Abstract:
ÖNSÖZ
Kadın, üzerinde en fazla durulan, konuşulup tartışılan, aktüelliğini yitirmeyen ve hakkında pek çok yazı, makale ve kitap yazılan konuların başında gelmektedir. Bazen bu mevzu, entelektüel bir müzakere olmaktan çıkmakta, taraf veya tarafların kendi pozisyonunu tahkim etme çabasının bir objesi haline gelebilmektedir. Bunun bir sonucu olarak birbirinden tamamen farklı bakış açıları, fikirler ve analizler ortaya çıkabilmekte, netice itibariyle de arzu edilen fayda meydana gelmemektedir.
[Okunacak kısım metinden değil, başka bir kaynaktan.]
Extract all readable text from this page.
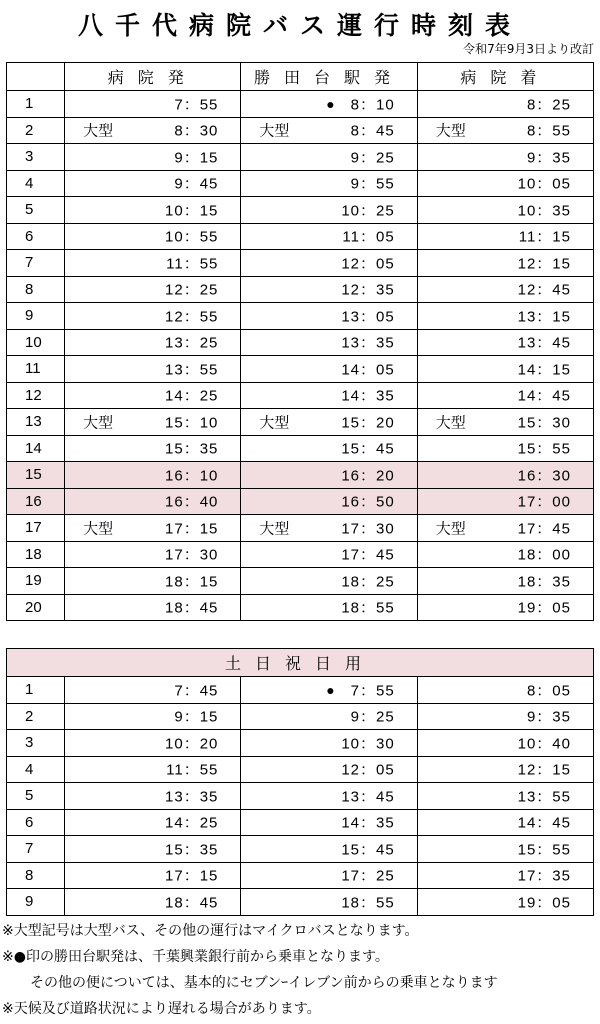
八千代病院バス運行時刻表
令和7年9月3日より改訂
	病院発	勝田台駅発	病院着
1	7：55	● 8：10	8：25

2	大型 8：30	大型 8：45	大型 8：55

3	9：15	9：25	9：35

4	9：45	9：55	10：05

5	10：15	10：25	10：35

6	10：55	11：05	11：15

7	11：55	12：05	12：15

8	12：25	12：35	12：45

9	12：55	13：05	13：15

10	13：25	13：35	13：45

11	13：55	14：05	14：15

12	14：25	14：35	14：45

13	大型 15：10	大型 15：20	大型 15：30

14	15：35	15：45	15：55

15	16：10	16：20	16：30

16	16：40	16：50	17：00

17	大型 17：15	大型 17：30	大型 17：45

18	17：30	17：45	18：00

19	18：15	18：25	18：35

20	18：45	18：55	19：05
土日祝日用			
1	7：45	● 7：55	8：05

2	9：15	9：25	9：35

3	10：20	10：30	10：40

4	11：55	12：05	12：15

5	13：35	13：45	13：55

6	14：25	14：35	14：45

7	15：35	15：45	15：55

8	17：15	17：25	17：35

9	18：45	18：55	19：05
※大型記号は大型バス、その他の運行はマイクロバスとなります。
※●印の勝田台駅発は、千葉興業銀行前から乗車となります。
その他の便については、基本的にセブンｰイレブン前からの乗車となります
※天候及び道路状況により遅れる場合があります。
Dolayısıyla bu konuda yapılacak her akademik çalışma, bu türden sorunları ortadan kaldırmaya yönelik bir adım olarak görülebilir.
Tarih boyunca kadının konumunun her yerde ve dönemde aynı olduğunu söylemek mümkün değildir. Ağırlıklı olarak tahrif edilmiş Tevrat üzerinden şekillenen Yahudi bakış açısında kadının görevi sadece eşine hizmet etmek ve şehevî isteklerini yerine getirmektir. Şahitliği hiçbir konuda geçerli değildir. Münzevî bir hayat yaşamaya mahkûmdur. Feminist akımların etkisiyle kadının konumu kısmen güçlenmiş olsa da geleneksel bakış açısının etkisi büyük oranda devam etmektedir. Hıristiyanlığa gelince, ondaki kadın anlayışı da büyük oranda eldeki Eski Ahid’in etkisiyle şekillenmiş ve kadın, yasak meyveyi Hz. Âdem’e yedirerek insan neslinin cennetten kovulmasına neden olan bir suçlu olarak görülmüştür. Bu suçundan dolayı kadın kötülüğü, Şeytan’a uymayı ve ayartıcılığı temsil etmektedir. Câhiliye olarak adlandırılan İslâm öncesi dönemde kadın, medenî hakların neredeyse tamamından mahrumdu. Sahip oldukları bazı haklar ise erkeklerinin insafına terk edilmiş durumdaydı. Kız çocukları, ailenin ve kabilenin imkânlarını tüketen, haysiyetine halel getirme potansiyeline sahip, kıymetsiz bir varlık olarak görülürdü. Özelde Arap toplumu, genelde İslâm toplumu, bu bakış açısının etkisini üzerinden tamamen atamamış olsa da İslâm sonrası dönemde makul bir çerçevede kaldığı söylenebilir. Kur’ân’da kadının konumunun her açıdan güçlendirilmiş olmasının bunda etkisi büyüktür.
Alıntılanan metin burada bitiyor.